Después regresó tristísimo, Carlitos, y proyectando su pena sobre todo el camino del aeropuerto a Barranco, mientras el pobre Molina luchaba por comunicarse con él. Inútil. Y hasta se asustó el chofer, en una de ésas, porque él nunca le había visto esa mirada al joven Carlitos, y jamás le he visto ese temblor en las piernas y manos, pero si son convulsiones, casi, maldita sea… Casi… Y ahora que habían llegado al chalecito de la profesora de francés, ¿qué hacer?

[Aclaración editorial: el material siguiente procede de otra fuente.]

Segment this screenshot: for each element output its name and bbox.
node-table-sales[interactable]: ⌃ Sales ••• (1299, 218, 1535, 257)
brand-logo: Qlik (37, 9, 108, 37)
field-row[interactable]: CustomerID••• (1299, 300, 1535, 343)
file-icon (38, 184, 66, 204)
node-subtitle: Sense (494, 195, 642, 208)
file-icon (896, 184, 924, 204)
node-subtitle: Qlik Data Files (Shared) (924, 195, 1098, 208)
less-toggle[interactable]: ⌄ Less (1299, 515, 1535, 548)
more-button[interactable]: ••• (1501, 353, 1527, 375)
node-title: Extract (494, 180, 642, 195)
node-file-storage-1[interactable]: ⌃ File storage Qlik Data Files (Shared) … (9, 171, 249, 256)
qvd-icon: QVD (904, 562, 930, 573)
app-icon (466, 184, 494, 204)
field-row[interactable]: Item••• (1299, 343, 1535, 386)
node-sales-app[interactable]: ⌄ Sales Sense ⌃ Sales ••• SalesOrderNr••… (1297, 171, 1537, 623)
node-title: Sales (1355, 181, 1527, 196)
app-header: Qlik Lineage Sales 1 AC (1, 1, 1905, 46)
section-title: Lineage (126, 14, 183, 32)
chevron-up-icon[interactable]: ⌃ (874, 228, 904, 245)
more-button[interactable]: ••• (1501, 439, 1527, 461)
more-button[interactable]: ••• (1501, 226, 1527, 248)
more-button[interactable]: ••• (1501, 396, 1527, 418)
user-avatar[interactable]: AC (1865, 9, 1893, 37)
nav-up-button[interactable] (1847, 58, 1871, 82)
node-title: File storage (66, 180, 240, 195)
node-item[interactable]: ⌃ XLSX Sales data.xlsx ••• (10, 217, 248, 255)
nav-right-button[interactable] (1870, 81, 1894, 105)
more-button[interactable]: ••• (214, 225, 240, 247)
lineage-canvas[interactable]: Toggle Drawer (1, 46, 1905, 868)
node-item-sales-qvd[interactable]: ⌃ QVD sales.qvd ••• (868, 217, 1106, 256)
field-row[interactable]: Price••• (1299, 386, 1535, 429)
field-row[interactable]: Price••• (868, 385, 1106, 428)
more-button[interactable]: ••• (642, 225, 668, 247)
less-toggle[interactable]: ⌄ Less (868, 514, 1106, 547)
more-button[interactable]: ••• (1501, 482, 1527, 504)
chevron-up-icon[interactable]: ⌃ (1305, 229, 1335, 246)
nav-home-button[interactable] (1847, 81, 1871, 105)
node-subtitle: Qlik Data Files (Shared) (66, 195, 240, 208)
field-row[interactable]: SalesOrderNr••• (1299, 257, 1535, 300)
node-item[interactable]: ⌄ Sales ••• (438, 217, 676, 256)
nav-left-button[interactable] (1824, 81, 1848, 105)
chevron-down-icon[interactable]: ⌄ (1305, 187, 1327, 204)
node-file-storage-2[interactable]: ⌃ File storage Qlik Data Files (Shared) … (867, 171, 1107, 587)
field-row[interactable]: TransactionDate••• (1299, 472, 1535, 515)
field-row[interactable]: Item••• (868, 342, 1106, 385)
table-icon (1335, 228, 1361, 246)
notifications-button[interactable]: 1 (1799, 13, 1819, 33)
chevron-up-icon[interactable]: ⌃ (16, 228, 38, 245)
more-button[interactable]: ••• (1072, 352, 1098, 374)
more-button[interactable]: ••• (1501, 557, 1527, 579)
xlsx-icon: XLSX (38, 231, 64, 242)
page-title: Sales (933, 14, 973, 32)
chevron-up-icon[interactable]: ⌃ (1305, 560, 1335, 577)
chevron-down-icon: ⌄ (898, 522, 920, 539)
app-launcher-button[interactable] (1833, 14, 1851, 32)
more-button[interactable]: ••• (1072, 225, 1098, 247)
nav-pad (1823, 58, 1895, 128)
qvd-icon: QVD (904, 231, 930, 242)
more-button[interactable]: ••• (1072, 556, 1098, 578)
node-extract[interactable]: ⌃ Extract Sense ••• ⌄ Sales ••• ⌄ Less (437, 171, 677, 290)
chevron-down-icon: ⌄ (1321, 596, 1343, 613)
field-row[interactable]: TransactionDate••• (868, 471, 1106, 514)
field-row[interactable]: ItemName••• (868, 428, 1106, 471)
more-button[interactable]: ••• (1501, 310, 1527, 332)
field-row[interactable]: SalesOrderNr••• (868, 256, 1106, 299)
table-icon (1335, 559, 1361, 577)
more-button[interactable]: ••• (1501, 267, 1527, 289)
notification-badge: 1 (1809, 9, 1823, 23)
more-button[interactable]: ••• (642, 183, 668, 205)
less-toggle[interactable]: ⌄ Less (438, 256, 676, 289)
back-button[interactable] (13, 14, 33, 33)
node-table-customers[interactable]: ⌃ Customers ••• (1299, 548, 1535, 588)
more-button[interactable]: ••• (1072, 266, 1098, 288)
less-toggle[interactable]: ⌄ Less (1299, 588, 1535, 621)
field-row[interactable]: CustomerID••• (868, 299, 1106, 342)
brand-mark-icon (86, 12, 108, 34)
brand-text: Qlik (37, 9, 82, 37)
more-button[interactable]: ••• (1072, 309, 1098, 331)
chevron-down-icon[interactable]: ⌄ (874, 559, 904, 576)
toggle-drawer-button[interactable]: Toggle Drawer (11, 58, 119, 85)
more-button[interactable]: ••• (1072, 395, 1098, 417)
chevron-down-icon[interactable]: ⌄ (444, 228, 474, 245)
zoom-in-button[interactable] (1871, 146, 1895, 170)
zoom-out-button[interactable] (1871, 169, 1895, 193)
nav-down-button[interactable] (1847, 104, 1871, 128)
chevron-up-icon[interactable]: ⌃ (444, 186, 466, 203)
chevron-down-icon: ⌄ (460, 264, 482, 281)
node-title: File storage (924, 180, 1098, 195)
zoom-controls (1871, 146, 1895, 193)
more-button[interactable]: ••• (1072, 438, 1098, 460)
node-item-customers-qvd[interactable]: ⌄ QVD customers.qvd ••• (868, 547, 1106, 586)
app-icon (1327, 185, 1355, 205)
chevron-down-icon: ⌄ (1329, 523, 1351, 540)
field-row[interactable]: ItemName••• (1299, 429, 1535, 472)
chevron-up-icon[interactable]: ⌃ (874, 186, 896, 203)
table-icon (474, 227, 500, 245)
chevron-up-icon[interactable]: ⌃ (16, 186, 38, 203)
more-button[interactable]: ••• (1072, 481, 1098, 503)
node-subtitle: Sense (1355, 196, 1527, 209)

A lo mejor el joven no está para clases de nada, hoy, pasado mañana, tal vez, yo creo que lo podríamos dejar para pasado mañana…

– ¿Quiere que sigamos hasta el huerto, señor Carlitos? -le preguntó Molina, serio, preocupado, asustado.

– Muchas gracias, Molina, pero aquí me quedo. ¿Y quiere que le diga una cosa?

– Dígame, joven…

– Dentro de tres semanas, cuando doña Natalia esté de vuelta, yo ya sabré hablar francés a la perfección.

– ¿No le parece muy poco tiempo?

– ¿Quiere que apostemos?

– No, señor, nada de apuestas. De muchacho, mi mamá siempre me dijo que discutiera, y mucho, pero que nunca apostara.

Lo que Molina vio, instantes después, fue algo realmente increíble, aunque tratándose del joven Carlitos… Tratándose de él… Bien. Carlitos tocaba un timbre. Transcurría un breve momento y se iluminaba un farolito del pequeño chalet barranquino, a la derecha de la puerta de entrada, humildilla pero correcta y limpia y con su jazmín en flor intentando cubrirla. Al otro farolito, sin duda, se le había quemado el foco, o a lo mejor era cuestión de ahorro. Carlitos ni cuenta se daba y seguía apretando el timbre con toda su alma, apoyadísimo en él, y de cuerpo entero, como si en eso se le estuviera yendo la vida. Se abría la puerta y le sonreía una señorita bien bonita y bien fina, para qué, y eso que tirando ya a los cincuenta. Carlitos continuaba tocando el timbre y la señorita se lo hacía notar, con cierta dificultad.

– Dígamelo usted en francés, señorita Herminia -le sonrió, por fin, Carlitos, sí, porque Molina lo oyó todo clarito.

– La sonnette…

– La sonnette suena precioso -opinó Carlitos, y su brazo derecho pasó del timbre al cuello de la señorita profesora, mientras el izquierdo la tomaba por el talle.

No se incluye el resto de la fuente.